Dead DIY Spaces: Needlehouse

needlehouse

10 yrs back this idyllic little Bridgeport apartment building was home to Needle House. The story is that back in the day it was a cop bar and, after that, it was a shooting gallery, earning its name from the stacks of needles the punks who took it over had to sweep up to settle in.

The entirety of the first floor was taken over by a half pipe and the basement was home to sweaty, smelly hardcore shows. The walls were completely covered by spraypainted stencil art by Joe Suta, who played in the house band Raise the Red Lantern, made art under the name Choke, and was the only dude I knew who lived there. About a decade before Sick Fisher was the king of painting murals on the doorways and awnings of hip businesses, Joe was doing the same thing. You can still, I think for now, see some of his work on the now-also-dead Uncle Fun on Belmont and in Threadless warehouse.

This was one of those reliable spots where, like buddY gallery, if you didn’t know of anything specific to do on on a Friday or Saturday night, you could just show up and expect cool punk rock shit and I would frequently trek across town from the Northside to hear bands sight unseen. The spot hosted a lot of shows with Southkore bands like Reaccion and Tras de Nada, touring acts like Iron Lung, and was the first place where I saw that weird whiteboy hardcore dancing where everybody does windmill kicks and calisthenics while facing the same direction and not touching each other. I don’t know where those bands came from but this was the only place I ever saw it in Chicago.

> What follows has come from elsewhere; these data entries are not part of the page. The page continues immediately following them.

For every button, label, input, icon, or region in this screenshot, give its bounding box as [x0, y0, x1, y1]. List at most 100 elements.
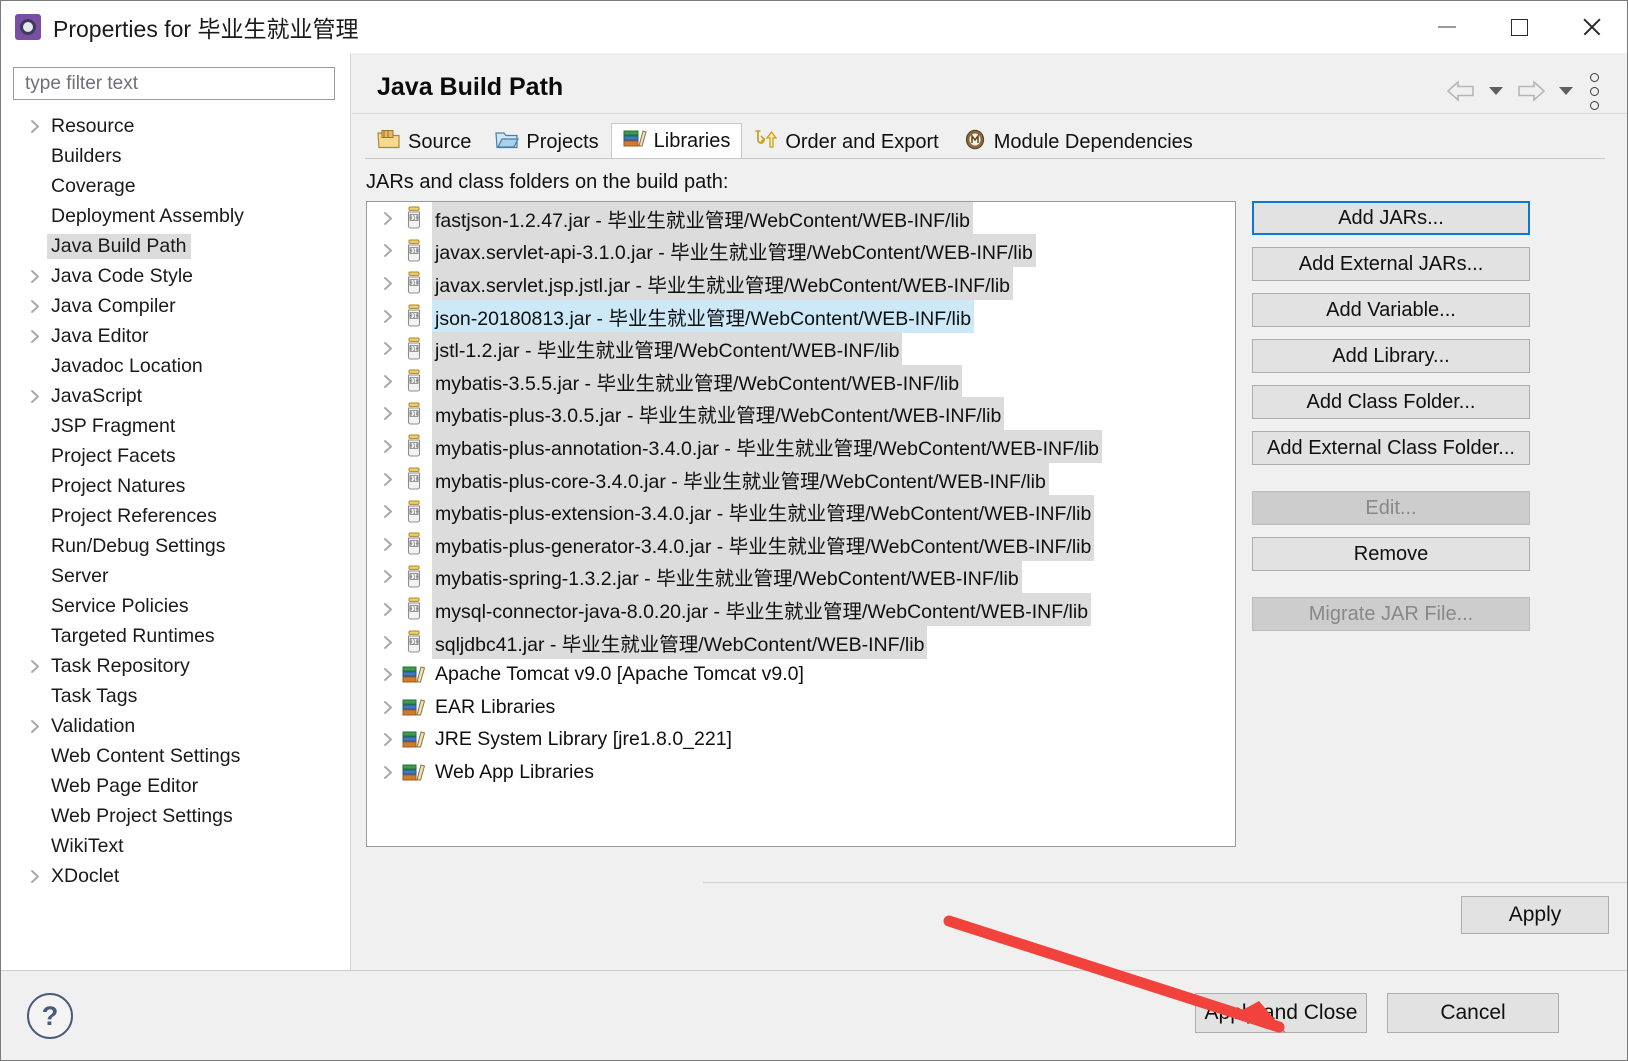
- cancel-button[interactable]: Cancel: [1387, 993, 1559, 1033]
- filter-box[interactable]: [13, 67, 335, 100]
- library-list-item[interactable]: 010 mysql-connector-java-8.0.20.jar - 毕业生…: [367, 592, 1235, 626]
- expand-chevron-icon[interactable]: [375, 472, 401, 487]
- expand-chevron-icon[interactable]: [23, 119, 47, 134]
- sidebar-item-server[interactable]: Server: [1, 561, 350, 591]
- sidebar-item-validation[interactable]: Validation: [1, 711, 350, 741]
- expand-chevron-icon[interactable]: [375, 667, 401, 682]
- forward-button[interactable]: [1509, 73, 1553, 109]
- expand-chevron-icon[interactable]: [375, 309, 401, 324]
- library-list-item[interactable]: EAR Libraries: [367, 691, 1235, 724]
- tab-projects[interactable]: Projects: [483, 125, 610, 159]
- search-input[interactable]: [23, 71, 334, 96]
- tab-source[interactable]: Source: [365, 125, 483, 159]
- back-button[interactable]: [1439, 73, 1483, 109]
- sidebar-item-targeted-runtimes[interactable]: Targeted Runtimes: [1, 621, 350, 651]
- back-history-button[interactable]: [1483, 73, 1509, 109]
- sidebar-item-wikitext[interactable]: WikiText: [1, 831, 350, 861]
- library-list-item[interactable]: 010 mybatis-plus-3.0.5.jar - 毕业生就业管理/WebC…: [367, 397, 1235, 431]
- help-question-icon[interactable]: ?: [27, 993, 73, 1039]
- expand-chevron-icon[interactable]: [23, 299, 47, 314]
- add-external-jars-button[interactable]: Add External JARs...: [1252, 247, 1530, 281]
- expand-chevron-icon[interactable]: [375, 602, 401, 617]
- sidebar-item-javascript[interactable]: JavaScript: [1, 381, 350, 411]
- sidebar-item-web-content-settings[interactable]: Web Content Settings: [1, 741, 350, 771]
- library-list-item[interactable]: 010 mybatis-spring-1.3.2.jar - 毕业生就业管理/We…: [367, 560, 1235, 594]
- close-button[interactable]: [1555, 1, 1627, 53]
- build-path-tabs[interactable]: Source Projects Libraries Order and Export M…: [365, 123, 1205, 159]
- expand-chevron-icon[interactable]: [375, 406, 401, 421]
- sidebar-item-java-compiler[interactable]: Java Compiler: [1, 291, 350, 321]
- tab-libraries[interactable]: Libraries: [610, 123, 743, 159]
- library-list-item[interactable]: 010 javax.servlet-api-3.1.0.jar - 毕业生就业管理…: [367, 234, 1235, 268]
- sidebar-item-coverage[interactable]: Coverage: [1, 171, 350, 201]
- forward-history-button[interactable]: [1553, 73, 1579, 109]
- sidebar-item-run-debug-settings[interactable]: Run/Debug Settings: [1, 531, 350, 561]
- sidebar-item-java-build-path[interactable]: Java Build Path: [1, 231, 350, 261]
- libraries-list[interactable]: 010 fastjson-1.2.47.jar - 毕业生就业管理/WebCont…: [366, 201, 1236, 847]
- sidebar-item-web-page-editor[interactable]: Web Page Editor: [1, 771, 350, 801]
- expand-chevron-icon[interactable]: [23, 719, 47, 734]
- tab-module-dependencies[interactable]: Module Dependencies: [951, 125, 1205, 159]
- library-list-item[interactable]: 010 mybatis-3.5.5.jar - 毕业生就业管理/WebConten…: [367, 364, 1235, 398]
- library-list-item[interactable]: 010 mybatis-plus-extension-3.4.0.jar - 毕业…: [367, 495, 1235, 529]
- expand-chevron-icon[interactable]: [375, 732, 401, 747]
- apply-and-close-button[interactable]: Apply and Close: [1195, 993, 1367, 1033]
- expand-chevron-icon[interactable]: [23, 269, 47, 284]
- library-list-item[interactable]: JRE System Library [jre1.8.0_221]: [367, 724, 1235, 757]
- library-list-item[interactable]: 010 jstl-1.2.jar - 毕业生就业管理/WebContent/WEB…: [367, 332, 1235, 366]
- expand-chevron-icon[interactable]: [375, 439, 401, 454]
- library-list-item[interactable]: 010 mybatis-plus-core-3.4.0.jar - 毕业生就业管理…: [367, 462, 1235, 496]
- add-library-button[interactable]: Add Library...: [1252, 339, 1530, 373]
- tab-order-and-export[interactable]: Order and Export: [742, 125, 950, 159]
- expand-chevron-icon[interactable]: [375, 537, 401, 552]
- expand-chevron-icon[interactable]: [375, 276, 401, 291]
- sidebar-item-task-tags[interactable]: Task Tags: [1, 681, 350, 711]
- sidebar-item-task-repository[interactable]: Task Repository: [1, 651, 350, 681]
- sidebar-item-java-code-style[interactable]: Java Code Style: [1, 261, 350, 291]
- sidebar-item-project-references[interactable]: Project References: [1, 501, 350, 531]
- sidebar-item-xdoclet[interactable]: XDoclet: [1, 861, 350, 891]
- library-list-item[interactable]: Web App Libraries: [367, 756, 1235, 789]
- add-jars-button[interactable]: Add JARs...: [1252, 201, 1530, 235]
- library-list-item[interactable]: Apache Tomcat v9.0 [Apache Tomcat v9.0]: [367, 658, 1235, 691]
- sidebar-item-javadoc-location[interactable]: Javadoc Location: [1, 351, 350, 381]
- expand-chevron-icon[interactable]: [375, 700, 401, 715]
- expand-chevron-icon[interactable]: [23, 869, 47, 884]
- maximize-button[interactable]: [1483, 1, 1555, 53]
- expand-chevron-icon[interactable]: [375, 635, 401, 650]
- remove-button[interactable]: Remove: [1252, 537, 1530, 571]
- page-menu-button[interactable]: [1579, 71, 1609, 111]
- library-list-item[interactable]: 010 mybatis-plus-annotation-3.4.0.jar - 毕…: [367, 429, 1235, 463]
- add-external-class-folder-button[interactable]: Add External Class Folder...: [1252, 431, 1530, 465]
- sidebar-item-java-editor[interactable]: Java Editor: [1, 321, 350, 351]
- expand-chevron-icon[interactable]: [375, 569, 401, 584]
- library-list-item[interactable]: 010 sqljdbc41.jar - 毕业生就业管理/WebContent/WE…: [367, 625, 1235, 659]
- sidebar-item-service-policies[interactable]: Service Policies: [1, 591, 350, 621]
- sidebar-item-project-facets[interactable]: Project Facets: [1, 441, 350, 471]
- add-class-folder-button[interactable]: Add Class Folder...: [1252, 385, 1530, 419]
- sidebar-item-builders[interactable]: Builders: [1, 141, 350, 171]
- apply-button[interactable]: Apply: [1461, 896, 1609, 934]
- library-item-label: json-20180813.jar - 毕业生就业管理/WebContent/W…: [432, 299, 975, 333]
- expand-chevron-icon[interactable]: [375, 341, 401, 356]
- sidebar-item-deployment-assembly[interactable]: Deployment Assembly: [1, 201, 350, 231]
- minimize-button[interactable]: [1411, 1, 1483, 53]
- expand-chevron-icon[interactable]: [375, 243, 401, 258]
- add-variable-button[interactable]: Add Variable...: [1252, 293, 1530, 327]
- expand-chevron-icon[interactable]: [23, 659, 47, 674]
- library-list-item[interactable]: 010 javax.servlet.jsp.jstl.jar - 毕业生就业管理/…: [367, 266, 1235, 300]
- sidebar-item-project-natures[interactable]: Project Natures: [1, 471, 350, 501]
- settings-tree[interactable]: Resource Builders Coverage Deployment Assem…: [1, 111, 350, 971]
- sidebar-item-web-project-settings[interactable]: Web Project Settings: [1, 801, 350, 831]
- library-list-item[interactable]: 010 mybatis-plus-generator-3.4.0.jar - 毕业…: [367, 527, 1235, 561]
- library-list-item[interactable]: 010 fastjson-1.2.47.jar - 毕业生就业管理/WebCont…: [367, 202, 1235, 235]
- expand-chevron-icon[interactable]: [23, 389, 47, 404]
- sidebar-item-resource[interactable]: Resource: [1, 111, 350, 141]
- expand-chevron-icon[interactable]: [375, 211, 401, 226]
- sidebar-item-jsp-fragment[interactable]: JSP Fragment: [1, 411, 350, 441]
- expand-chevron-icon[interactable]: [375, 374, 401, 389]
- expand-chevron-icon[interactable]: [375, 504, 401, 519]
- library-list-item[interactable]: 010 json-20180813.jar - 毕业生就业管理/WebConten…: [367, 299, 1235, 333]
- expand-chevron-icon[interactable]: [23, 329, 47, 344]
- expand-chevron-icon[interactable]: [375, 765, 401, 780]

Bridgeport is a weird place, one of the only neighborhoods I know that became more diverse with gentrification. Traditionally, it was home to many of Chicago’s most famous mafia and political families, a place you weren’t supposed to go at night if you weren’t white, where 13-year old Lenard Clark was pulled off his bike and beaten to death in 1997 with one of the witnesses murdered and another disappeared before the trial, a place where I’ve been threatened for being gay (nope), Mexican (nope), AND white (kinda but kinda not, and also a long story) and god help me if any of those angry Catholics knew I was darkish and flamboyantish because I’m Jewish. It’s now the neighborhood that’s neck and neck with my ancestral home of Rogers Park as the most diverse I’m Chicago (I know this is due to some very site specific neighborhood factors that opened up new residential spaces, allowing for Mexican and Chinese American families to expand out of Bridgeport and Pilsen without displacing longtime residents and blah blah blah snore it’s still weird). When I used to show up on a Friday night, the place would be overflowing with grimy scumheads toting forties (and of course I was a grimy scumbag toting a forty too); when I drove by this afternoon, a cute Asian American couple in matching outfits were leaving for a jog.

DIY neighborhood notes: Simultaneous to Needle House, a different group of kids upstairs would sometimes host noise bands and art shows. I know I saw a side project with members of Coughs there but the name of the space completely eludes me. A couple years later, I would see the other Chicago Lab Rat, to be precise at one of at least two other Chicago Lab Rat’s play thrash ska along the lines of  Leftöver Crack in a condemned building some kids squatted in until it was demolished kitty corner on Halsted. After that the kids behind the burner rave zine Brilliantly Mad took over a storefront called the Emerald Palace and threw the type of magickal dance parties that ended in yoga. I don’t think they still throw parties there but they maintain a community garden in the backyard.

DISCLAIMER: I did little-to-no research, but everything is true as remembered and experienced. Memory is fallible and experiences vary. Names and dates may be completely off. People who I remember fondly may have been total monsters. People who were dickheads to me might have been perfect angels having a bad day.